The ruling was released Friday evening but still had a chilling effect on publicly traded healthcare organizations during Monday trading.
The Dow Jones Industrial Average (DJIA) and numerous healthcare stocks fell sharply on the first day of trading after a federal judge in Texas ruled that the Affordable Care Act (ACA) was unconstitutional.
The long-awaited ruling by U.S. District Judge Reed O'Connor on Friday evening sent shockwaves through the healthcare industry as executives, political leaders, and ACA enrollees speculate about the legal future of the landmark legislation.

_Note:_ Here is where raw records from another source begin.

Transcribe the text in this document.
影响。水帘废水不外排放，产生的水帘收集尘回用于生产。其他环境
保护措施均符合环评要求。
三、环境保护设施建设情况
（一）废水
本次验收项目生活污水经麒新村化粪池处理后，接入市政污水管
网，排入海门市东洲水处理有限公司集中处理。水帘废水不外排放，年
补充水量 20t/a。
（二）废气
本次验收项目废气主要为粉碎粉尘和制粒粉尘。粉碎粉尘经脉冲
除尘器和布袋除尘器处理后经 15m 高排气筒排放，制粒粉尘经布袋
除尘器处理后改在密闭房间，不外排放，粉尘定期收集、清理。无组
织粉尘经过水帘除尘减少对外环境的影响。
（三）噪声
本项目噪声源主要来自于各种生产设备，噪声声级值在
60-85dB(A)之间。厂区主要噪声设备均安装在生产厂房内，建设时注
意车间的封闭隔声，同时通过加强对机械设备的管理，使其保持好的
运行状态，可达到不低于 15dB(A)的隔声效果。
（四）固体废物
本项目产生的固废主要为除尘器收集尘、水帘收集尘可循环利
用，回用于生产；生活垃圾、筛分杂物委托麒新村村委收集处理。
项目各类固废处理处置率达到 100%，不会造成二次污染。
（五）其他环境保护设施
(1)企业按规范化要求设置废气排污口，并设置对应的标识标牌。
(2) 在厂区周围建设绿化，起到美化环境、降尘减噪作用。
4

Uncertainty surrounding potential federal appeals to the ruling also reverberated on Wall Street Monday, as publicly traded healthcare companies took the brunt of the damage and the DJIA fell by more than 500 points.
Related: Judge Rules ACA's Individual Mandate Unconstitutional, Declaring Entire Law Invalid
The largest slide during Monday trading was Community Health Systems, as the beleagured rural hospital operator saw its stock price drop by 13.65%. Following CHS' struggles were Quorum Health and Molina Healthcare, companies that both slid by more than 8.5%.
Texas-based hospital operator Tenet Healthcare dropped by 6.78%, while Teladoc, the telemedicine company, slipped by 6.41% on the same day that its CFO and COO announced their resignations at year's end.
Related: ACA Exchanges 'Still Open for Business' Despite Dramatic Ruling
Not all healthcare organization stock prices fell Monday, however, as WellCare rose by 0.13% and Humana finished up 1.12%.
How healthcare companies fared:
- Centene slid by 4.79%
- Cigna dropped 3.24%
- Anthem finished down 3.20%
- HCA fell by 2.86%
- Encompass Health Corporation dropped 2.73%
- UnitedHealth Group dipped by 2.61%
- DaVita slid by 2.26%
- Magellan ended down 2.24%
- UHS fell by 2.17%
- CVS dropped 1.67%
- Express Scripts finished down 1.55%
Related: 'The Judge Got It Wrong': Payers, Providers Pan ACA Ruling
Jack O'Brien is the Content Team Lead and Finance Editor at HealthLeaders, an HCPro brand.
KEY TAKEAWAYS
Payers and providers suffered on Wall Street in the first day of trading after a federal judge in Texas ruled the ACA is unconstitutional.
Though the ruling was a declaratory judgment instead of an injunction, the markets reacted negatively to the news.
Not all companies suffered losses on Monday, both WellCare and Humana were up by market close.